Le regard accablé de cette jeune femme perce mon être, et sur ses joues s'écoulent des larmes fluviales. Son regard est empli d'un désespoir incommensurable, qui malgré tout, ne m'inspire aucune pitié. C'est étrange : je n'arrive à éprouver rien d'autre chose qu'un amalgame de mélancolie et de regrets, enserrés par une affection profonde et inexplicable.

J'ignore tout de la cause de cette hantise permanente, forçant mon sommeil à se dérober sous mes yeux aux cernes bien creusées. La bouche à l'aspect si tendre de Magda laisse transparaître de jolies dents, serrées par la détresse, et qui tend à se mouvoir afin d'évacuer une parole.

- Pourquoi ? me demande-t-elle de sa voix éplorée, perturbant jusque l'atmosphère en un écho résonnant dans le vide, et qui ne semble connaître aucune fin.

Tu me demandes « pourquoi » ? Est-ce bien à toi de m'imposer cette interrogation, aussi énigmatique soit-elle ? Toi qui n'a de cesse de me tourmenter. Toi dont j'ai perdu tant la trace que le souvenir. Qu'es-tu devenue, et où te trouves-tu ?

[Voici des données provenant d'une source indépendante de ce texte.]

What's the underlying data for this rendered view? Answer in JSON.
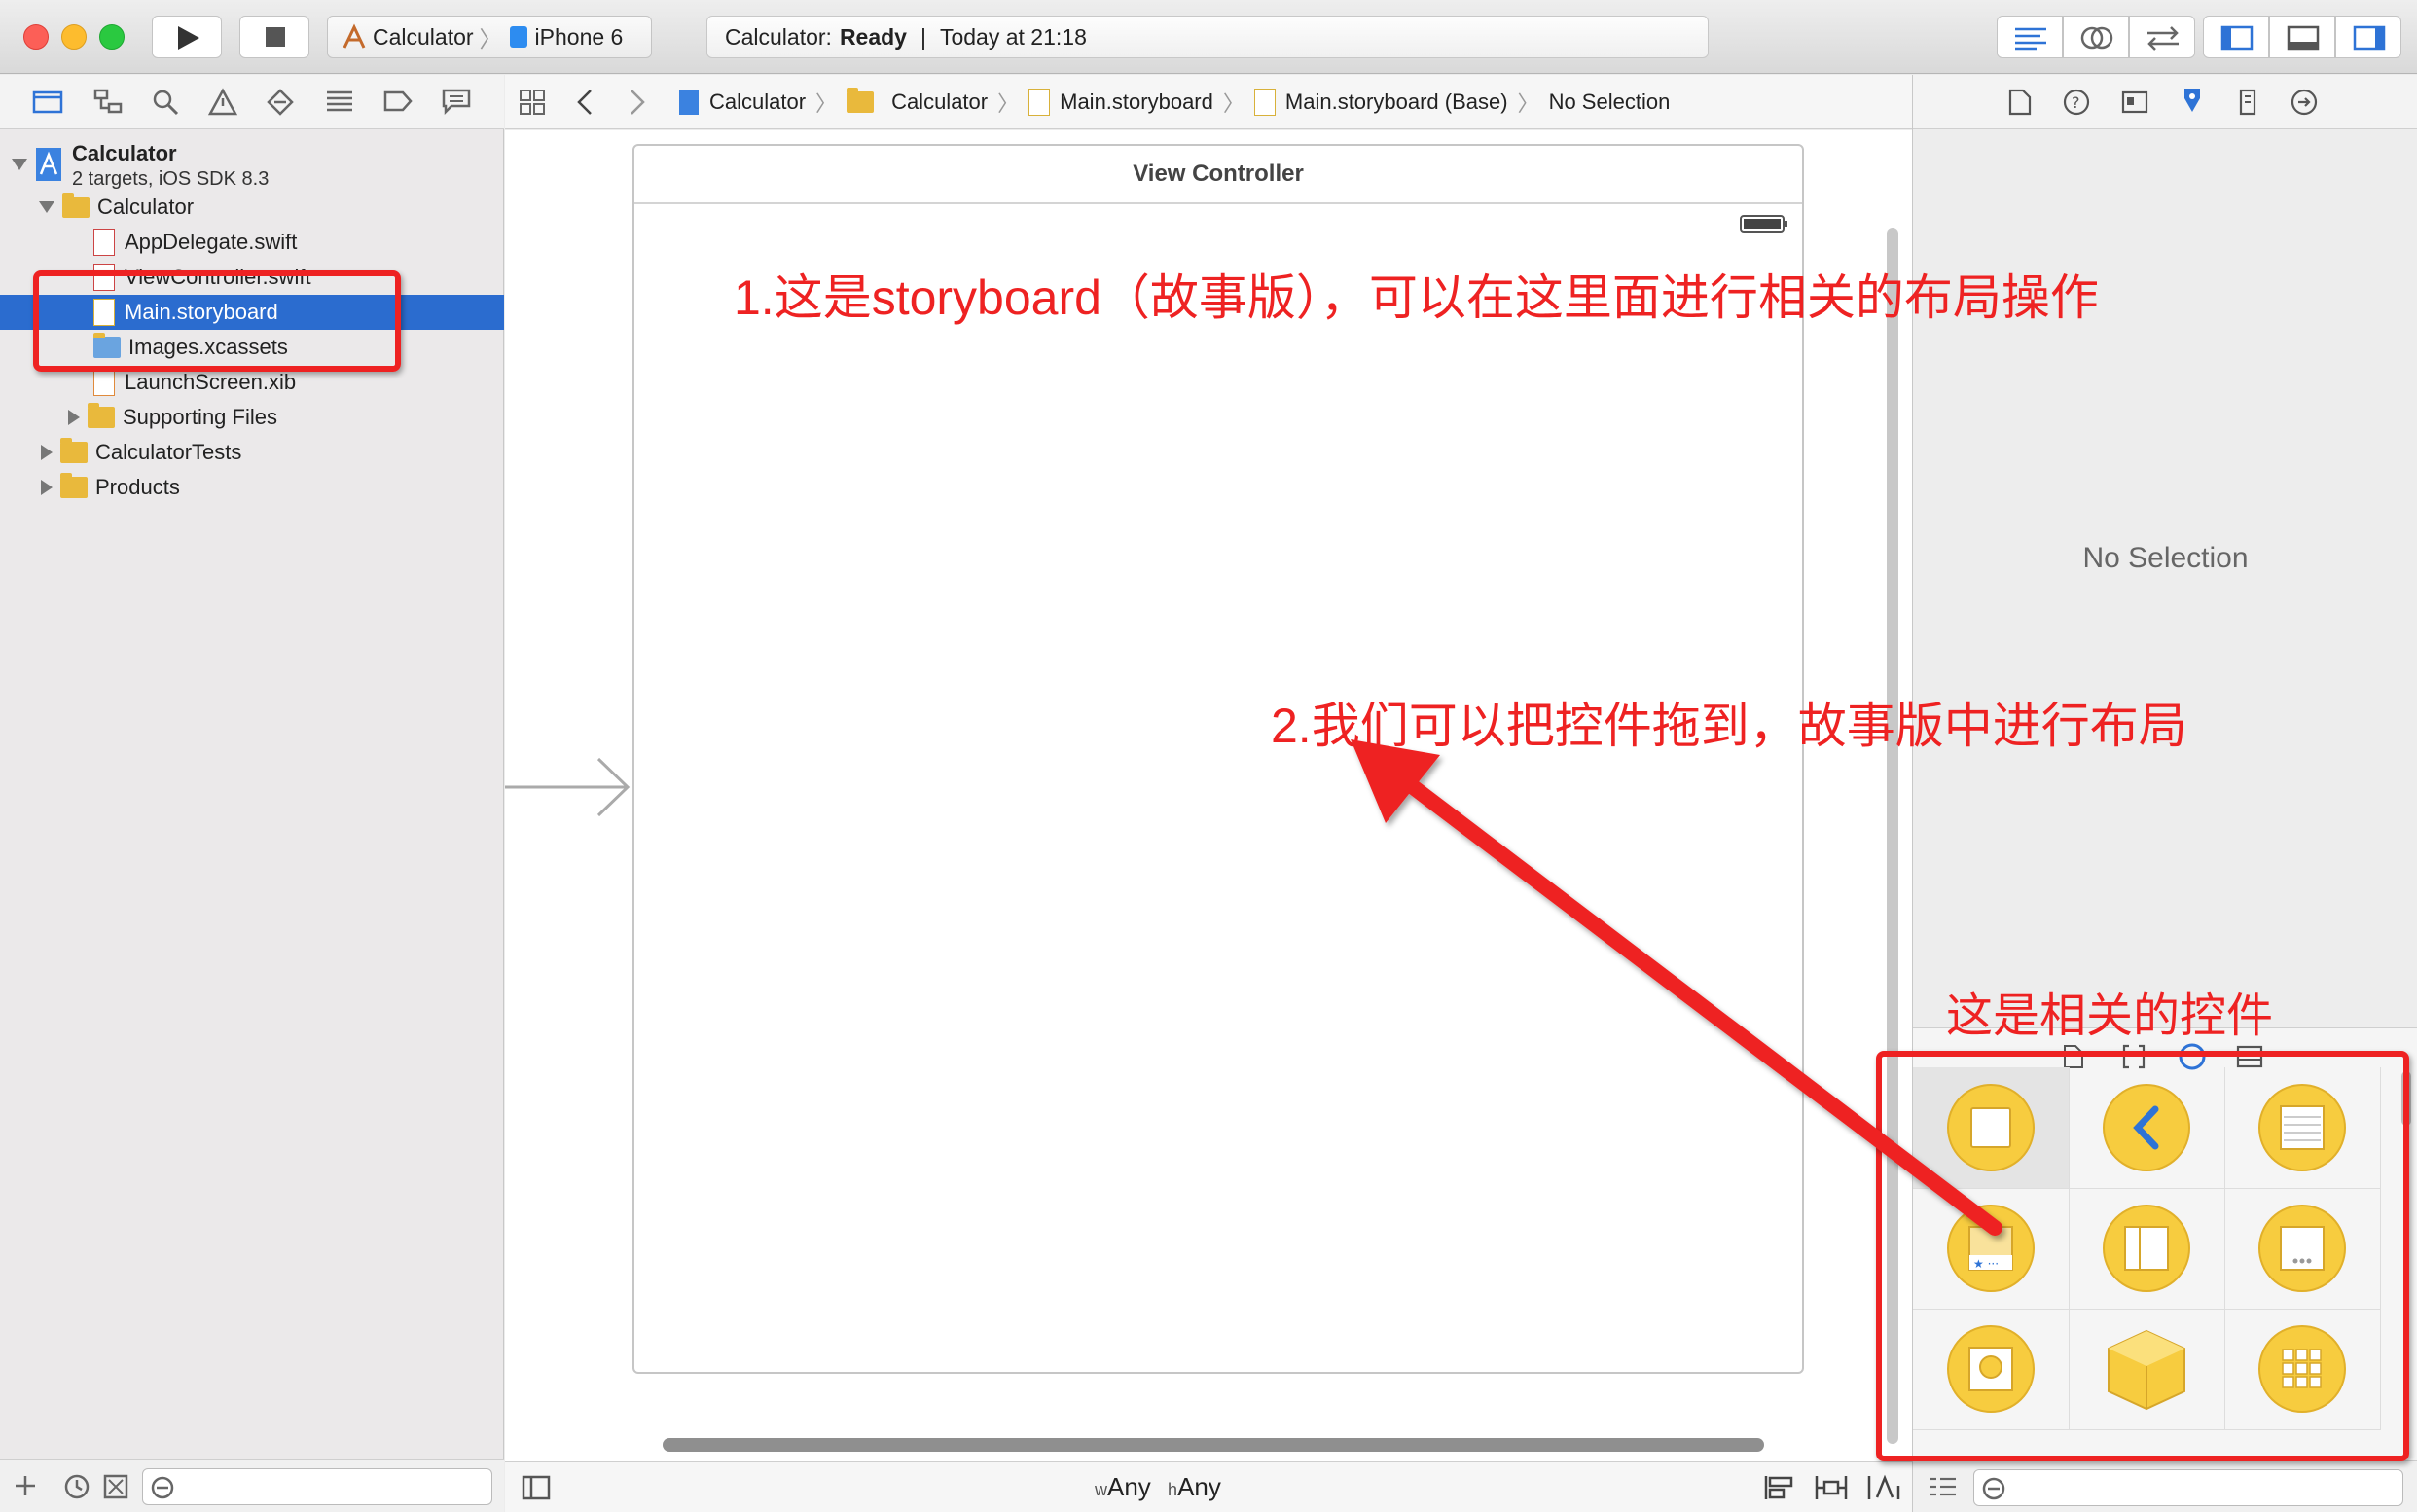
{
  "toolbar": {
    "scheme_target": "Calculator",
    "scheme_device": "iPhone 6",
    "status_prefix": "Calculator:",
    "status_state": "Ready",
    "status_separator": "|",
    "status_time": "Today at 21:18"
  },
  "navigator": {
    "project_name": "Calculator",
    "project_subtitle": "2 targets, iOS SDK 8.3",
    "items": [
      {
        "label": "Calculator"
      },
      {
        "label": "AppDelegate.swift"
      },
      {
        "label": "ViewController.swift"
      },
      {
        "label": "Main.storyboard"
      },
      {
        "label": "Images.xcassets"
      },
      {
        "label": "LaunchScreen.xib"
      },
      {
        "label": "Supporting Files"
      },
      {
        "label": "CalculatorTests"
      },
      {
        "label": "Products"
      }
    ]
  },
  "jumpbar": {
    "crumbs": [
      "Calculator",
      "Calculator",
      "Main.storyboard",
      "Main.storyboard (Base)",
      "No Selection"
    ]
  },
  "editor": {
    "scene_title": "View Controller",
    "size_w_prefix": "w",
    "size_w_value": "Any",
    "size_h_prefix": "h",
    "size_h_value": "Any"
  },
  "inspector": {
    "empty_text": "No Selection"
  },
  "annotations": {
    "note1": "1.这是storyboard（故事版），可以在这里面进行相关的布局操作",
    "note2": "2.我们可以把控件拖到，故事版中进行布局",
    "note3": "这是相关的控件"
  },
  "colors": {
    "selection": "#2b6ccf",
    "annotation": "#ee2222",
    "object_yellow": "#f7cc3f",
    "object_blue": "#2e73d6"
  }
}
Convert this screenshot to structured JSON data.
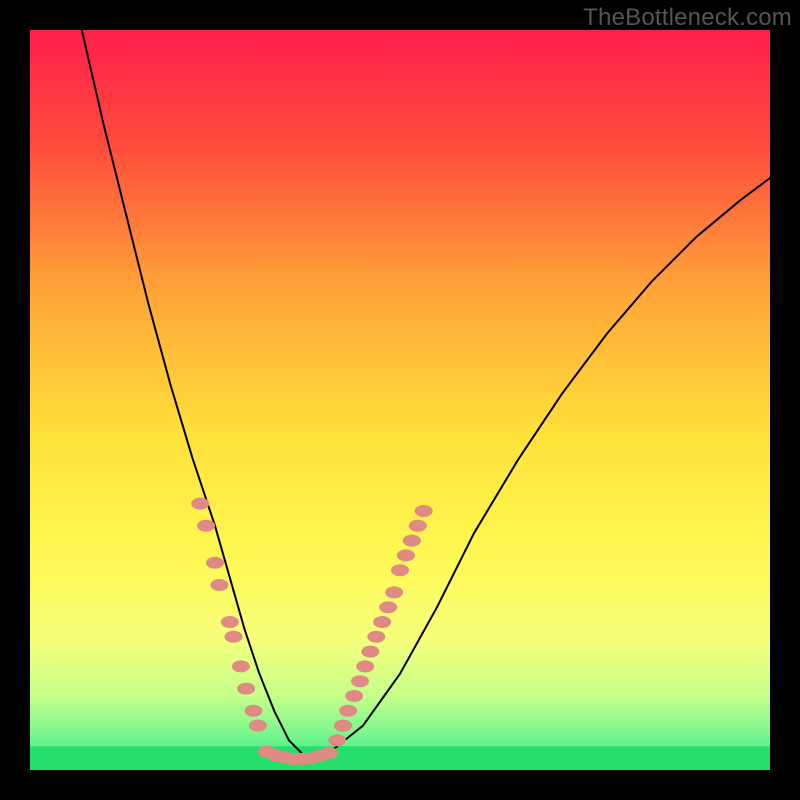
{
  "watermark": "TheBottleneck.com",
  "chart_data": {
    "type": "line",
    "title": "",
    "xlabel": "",
    "ylabel": "",
    "xlim": [
      0,
      100
    ],
    "ylim": [
      0,
      100
    ],
    "gradient_stops": [
      {
        "offset": 0,
        "color": "#ff1f4c"
      },
      {
        "offset": 0.15,
        "color": "#ff4a3c"
      },
      {
        "offset": 0.35,
        "color": "#ffa438"
      },
      {
        "offset": 0.55,
        "color": "#ffe23a"
      },
      {
        "offset": 0.72,
        "color": "#fff955"
      },
      {
        "offset": 0.82,
        "color": "#f7ff7a"
      },
      {
        "offset": 0.9,
        "color": "#c6ff8a"
      },
      {
        "offset": 0.96,
        "color": "#6cf58e"
      },
      {
        "offset": 1.0,
        "color": "#24e06a"
      }
    ],
    "series": [
      {
        "name": "bottleneck-curve",
        "x": [
          7,
          10,
          13,
          16,
          19,
          22,
          25,
          27,
          29,
          31,
          33,
          35,
          37,
          40,
          45,
          50,
          55,
          60,
          66,
          72,
          78,
          84,
          90,
          96,
          100
        ],
        "y": [
          100,
          87,
          75,
          63,
          52,
          42,
          33,
          26,
          19,
          13,
          8,
          4,
          2,
          2,
          6,
          13,
          22,
          32,
          42,
          51,
          59,
          66,
          72,
          77,
          80
        ]
      }
    ],
    "scatter_clusters": [
      {
        "name": "left-descent-dots",
        "color": "#e08a86",
        "points": [
          {
            "x": 23.0,
            "y": 36
          },
          {
            "x": 23.8,
            "y": 33
          },
          {
            "x": 25.0,
            "y": 28
          },
          {
            "x": 25.6,
            "y": 25
          },
          {
            "x": 27.0,
            "y": 20
          },
          {
            "x": 27.5,
            "y": 18
          },
          {
            "x": 28.5,
            "y": 14
          },
          {
            "x": 29.2,
            "y": 11
          },
          {
            "x": 30.2,
            "y": 8
          },
          {
            "x": 30.8,
            "y": 6
          }
        ]
      },
      {
        "name": "trough-dots",
        "color": "#e08a86",
        "points": [
          {
            "x": 32.0,
            "y": 2.5
          },
          {
            "x": 33.2,
            "y": 2.0
          },
          {
            "x": 34.4,
            "y": 1.7
          },
          {
            "x": 35.6,
            "y": 1.5
          },
          {
            "x": 36.8,
            "y": 1.5
          },
          {
            "x": 38.0,
            "y": 1.6
          },
          {
            "x": 39.2,
            "y": 1.9
          },
          {
            "x": 40.4,
            "y": 2.3
          }
        ]
      },
      {
        "name": "right-ascent-dots",
        "color": "#e08a86",
        "points": [
          {
            "x": 41.5,
            "y": 4
          },
          {
            "x": 42.3,
            "y": 6
          },
          {
            "x": 43.0,
            "y": 8
          },
          {
            "x": 43.8,
            "y": 10
          },
          {
            "x": 44.6,
            "y": 12
          },
          {
            "x": 45.3,
            "y": 14
          },
          {
            "x": 46.0,
            "y": 16
          },
          {
            "x": 46.8,
            "y": 18
          },
          {
            "x": 47.6,
            "y": 20
          },
          {
            "x": 48.4,
            "y": 22
          },
          {
            "x": 49.2,
            "y": 24
          },
          {
            "x": 50.0,
            "y": 27
          },
          {
            "x": 50.8,
            "y": 29
          },
          {
            "x": 51.6,
            "y": 31
          },
          {
            "x": 52.4,
            "y": 33
          },
          {
            "x": 53.2,
            "y": 35
          }
        ]
      }
    ],
    "bottom_band": {
      "y_top": 3.2,
      "y_bottom": 0,
      "color": "#24e06a"
    }
  }
}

Dans ma propre géhenne, un vestige réminiscent de mon passé réapparaît subitement.

Oui... Tu es partie, sans dire un mot, et tu as emporté avec toi la seule fortune qui me demeurait intacte jusqu'alors : mes amis. Une colère brutale m'envahit. Mais malgré cette réalisation soudaine, je ne parviens pas à la diriger vers Magda. Pourquoi ne suis-je pas en mesure de la faire disparaître ? Je ne parviens pas même à la haïr. Ce constat m'effraie. Magda m'effraie. Qu'est-elle réellement ?

Ma vision s'éclaircit, rendant plus distinct ce qui se présentait alors à moi comme une toile cauchemardesque. Magda m'apparaît nettement. Je la vois s'accrocher. Les pieds dans le vide, elle s'accroche, en sanglots, pour ne pas tomber et finir en proie aux ténèbres de l'oubli.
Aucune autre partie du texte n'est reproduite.